Methods To address the aforementioned issue, a person detection network for UAV imagery is proposed. First, the proposed network employs a spatial depth-transformed convolution in lieu of a down sampling layer in the feature extraction stage. This approach ensures the retention of all information in the channel dimensions, preventing information loss and facilitating the preservation of small object features throughout the feature extraction process. Then, a selective feature fusion module is designed to address the issue of noise interference. This module employs high-level features as weights to guide the crucial information in low-level features, thereby mitigating the impact of background noise on the latter. Furthermore, it facilitates a more comprehensive integration of the semantic information of high-level features and the detailed information of low-level features. This integration significantly enhances the capacity of network to distinguish between background and foreground information in UAV images.
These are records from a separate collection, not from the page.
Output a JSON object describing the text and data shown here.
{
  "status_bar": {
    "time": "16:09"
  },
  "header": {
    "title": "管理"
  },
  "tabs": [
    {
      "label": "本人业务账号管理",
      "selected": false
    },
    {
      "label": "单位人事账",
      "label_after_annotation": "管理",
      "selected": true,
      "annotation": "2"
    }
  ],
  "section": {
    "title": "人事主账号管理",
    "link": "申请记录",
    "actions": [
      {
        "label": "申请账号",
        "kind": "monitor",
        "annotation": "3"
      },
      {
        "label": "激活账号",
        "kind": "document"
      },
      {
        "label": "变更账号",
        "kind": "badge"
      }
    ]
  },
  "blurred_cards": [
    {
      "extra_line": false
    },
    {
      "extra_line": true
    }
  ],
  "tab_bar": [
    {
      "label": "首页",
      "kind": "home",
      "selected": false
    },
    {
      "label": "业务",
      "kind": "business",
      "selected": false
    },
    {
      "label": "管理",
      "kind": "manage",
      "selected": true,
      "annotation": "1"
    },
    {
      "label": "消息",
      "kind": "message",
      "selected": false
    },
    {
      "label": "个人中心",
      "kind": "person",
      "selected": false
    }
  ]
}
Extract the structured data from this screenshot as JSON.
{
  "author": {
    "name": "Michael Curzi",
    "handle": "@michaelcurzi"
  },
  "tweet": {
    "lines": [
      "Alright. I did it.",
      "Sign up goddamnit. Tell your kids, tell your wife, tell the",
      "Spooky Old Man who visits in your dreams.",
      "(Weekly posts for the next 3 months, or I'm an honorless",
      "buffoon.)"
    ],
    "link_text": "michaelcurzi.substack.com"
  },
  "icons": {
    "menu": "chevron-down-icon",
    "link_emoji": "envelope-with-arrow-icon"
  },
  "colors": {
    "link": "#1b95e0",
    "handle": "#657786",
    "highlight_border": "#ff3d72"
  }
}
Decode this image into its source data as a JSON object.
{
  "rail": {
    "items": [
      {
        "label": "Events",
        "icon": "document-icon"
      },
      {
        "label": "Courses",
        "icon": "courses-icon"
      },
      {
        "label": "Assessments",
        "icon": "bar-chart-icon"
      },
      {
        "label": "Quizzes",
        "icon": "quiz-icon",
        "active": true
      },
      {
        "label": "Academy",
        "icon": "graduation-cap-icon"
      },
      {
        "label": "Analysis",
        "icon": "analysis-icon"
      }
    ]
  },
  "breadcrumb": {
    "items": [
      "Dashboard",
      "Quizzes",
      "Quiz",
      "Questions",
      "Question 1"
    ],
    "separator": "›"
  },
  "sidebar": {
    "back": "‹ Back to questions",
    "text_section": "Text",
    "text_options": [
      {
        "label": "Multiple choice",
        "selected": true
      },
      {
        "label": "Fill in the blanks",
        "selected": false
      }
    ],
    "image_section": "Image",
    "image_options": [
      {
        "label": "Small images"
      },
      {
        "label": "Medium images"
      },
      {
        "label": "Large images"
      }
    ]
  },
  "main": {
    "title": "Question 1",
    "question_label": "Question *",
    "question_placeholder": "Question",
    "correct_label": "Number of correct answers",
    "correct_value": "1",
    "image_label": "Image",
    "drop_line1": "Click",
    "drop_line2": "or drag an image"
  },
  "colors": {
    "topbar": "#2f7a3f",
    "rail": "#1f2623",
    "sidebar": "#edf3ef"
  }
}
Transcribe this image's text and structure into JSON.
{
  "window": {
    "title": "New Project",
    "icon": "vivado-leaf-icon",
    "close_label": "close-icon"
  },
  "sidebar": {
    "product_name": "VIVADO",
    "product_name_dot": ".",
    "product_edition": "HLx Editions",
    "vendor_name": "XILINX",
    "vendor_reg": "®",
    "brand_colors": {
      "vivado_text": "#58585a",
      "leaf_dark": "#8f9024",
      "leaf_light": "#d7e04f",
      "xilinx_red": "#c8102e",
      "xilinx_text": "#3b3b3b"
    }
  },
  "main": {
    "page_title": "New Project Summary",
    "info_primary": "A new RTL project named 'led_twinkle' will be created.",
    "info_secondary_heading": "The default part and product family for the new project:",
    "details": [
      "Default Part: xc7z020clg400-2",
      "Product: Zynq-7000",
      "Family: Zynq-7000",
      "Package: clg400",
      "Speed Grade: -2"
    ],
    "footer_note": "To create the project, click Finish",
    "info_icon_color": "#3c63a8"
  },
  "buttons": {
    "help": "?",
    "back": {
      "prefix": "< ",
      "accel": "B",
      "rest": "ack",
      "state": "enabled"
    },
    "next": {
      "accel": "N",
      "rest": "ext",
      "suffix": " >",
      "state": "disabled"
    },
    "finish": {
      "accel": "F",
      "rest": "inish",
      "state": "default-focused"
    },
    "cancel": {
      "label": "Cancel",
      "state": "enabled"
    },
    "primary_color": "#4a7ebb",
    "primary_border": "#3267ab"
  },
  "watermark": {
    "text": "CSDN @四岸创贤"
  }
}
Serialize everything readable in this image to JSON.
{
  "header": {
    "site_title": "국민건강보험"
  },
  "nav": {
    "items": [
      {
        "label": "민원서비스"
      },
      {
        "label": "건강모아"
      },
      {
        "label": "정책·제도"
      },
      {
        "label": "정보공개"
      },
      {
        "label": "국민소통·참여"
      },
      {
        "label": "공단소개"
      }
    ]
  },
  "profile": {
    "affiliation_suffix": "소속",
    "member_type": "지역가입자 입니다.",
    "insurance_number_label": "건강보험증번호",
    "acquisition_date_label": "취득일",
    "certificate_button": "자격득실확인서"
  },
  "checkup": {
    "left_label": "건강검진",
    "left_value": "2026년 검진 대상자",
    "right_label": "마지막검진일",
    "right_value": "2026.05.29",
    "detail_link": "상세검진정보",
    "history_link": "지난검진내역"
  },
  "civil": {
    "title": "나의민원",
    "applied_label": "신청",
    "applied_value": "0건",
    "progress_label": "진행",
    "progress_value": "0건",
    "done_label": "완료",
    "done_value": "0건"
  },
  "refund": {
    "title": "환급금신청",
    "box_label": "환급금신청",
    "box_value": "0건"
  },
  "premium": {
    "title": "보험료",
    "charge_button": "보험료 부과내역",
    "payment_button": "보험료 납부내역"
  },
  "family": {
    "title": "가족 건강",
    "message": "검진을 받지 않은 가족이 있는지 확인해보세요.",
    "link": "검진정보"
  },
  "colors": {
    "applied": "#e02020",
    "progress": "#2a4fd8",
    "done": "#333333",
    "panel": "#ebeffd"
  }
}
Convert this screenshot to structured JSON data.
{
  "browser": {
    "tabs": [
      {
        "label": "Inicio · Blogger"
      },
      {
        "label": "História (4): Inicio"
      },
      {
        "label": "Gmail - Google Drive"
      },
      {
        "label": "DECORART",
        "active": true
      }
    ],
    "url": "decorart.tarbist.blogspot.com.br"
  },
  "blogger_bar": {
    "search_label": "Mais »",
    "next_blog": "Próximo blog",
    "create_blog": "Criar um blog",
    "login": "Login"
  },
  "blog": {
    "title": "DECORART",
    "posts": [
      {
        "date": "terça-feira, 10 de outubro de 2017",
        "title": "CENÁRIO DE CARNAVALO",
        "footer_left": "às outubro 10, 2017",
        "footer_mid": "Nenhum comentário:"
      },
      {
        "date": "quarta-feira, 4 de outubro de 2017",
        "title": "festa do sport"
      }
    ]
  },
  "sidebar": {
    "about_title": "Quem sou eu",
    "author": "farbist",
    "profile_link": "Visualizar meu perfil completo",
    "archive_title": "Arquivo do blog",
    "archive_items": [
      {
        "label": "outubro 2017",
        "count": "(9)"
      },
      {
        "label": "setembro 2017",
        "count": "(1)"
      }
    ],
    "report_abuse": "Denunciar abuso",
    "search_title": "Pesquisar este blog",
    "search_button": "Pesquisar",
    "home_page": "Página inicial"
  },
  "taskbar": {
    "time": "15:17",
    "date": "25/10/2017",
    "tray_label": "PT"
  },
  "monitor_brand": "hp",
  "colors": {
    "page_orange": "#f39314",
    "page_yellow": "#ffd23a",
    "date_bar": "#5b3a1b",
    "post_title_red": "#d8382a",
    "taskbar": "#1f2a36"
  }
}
Finally, a context-aware module is designed to address the issue of limited feature information associated with small objects. This module integrates environmental information surrounding the object, including local features, contextual information, and global context, thus enhancing the contextual features of small objects and improving the final object detection accuracy.
Results To verify the effectiveness of the proposed method, case experiment analysis is conducted on public datasets. The proposed method achieves mean average precision (mAP) of 68.9%, with precision of 75.5% and recall of 67.7%. Compared to the conventional object detection algorithms, the proposed method shows improvements ranging from 3.1% to 29.5% in mAP, from 0.9% to 8.6% in precision, and from 1.0% to 57.9% in recall. The results indicate that the proposed method exhibits a high level of accuracy. Additionally, the generalization and applicability are confirmed through testing on UAV images in various scenarios and under different weather conditions.
Conclusions The proposed method can effectively solve the challenge of detecting small persons in UAV images and significantly improve the detection accuracy. It has a wide range of application prospects in the fields of emergency rescue and social security, and possesses good generalization ability for UAV image detection tasks in different environments.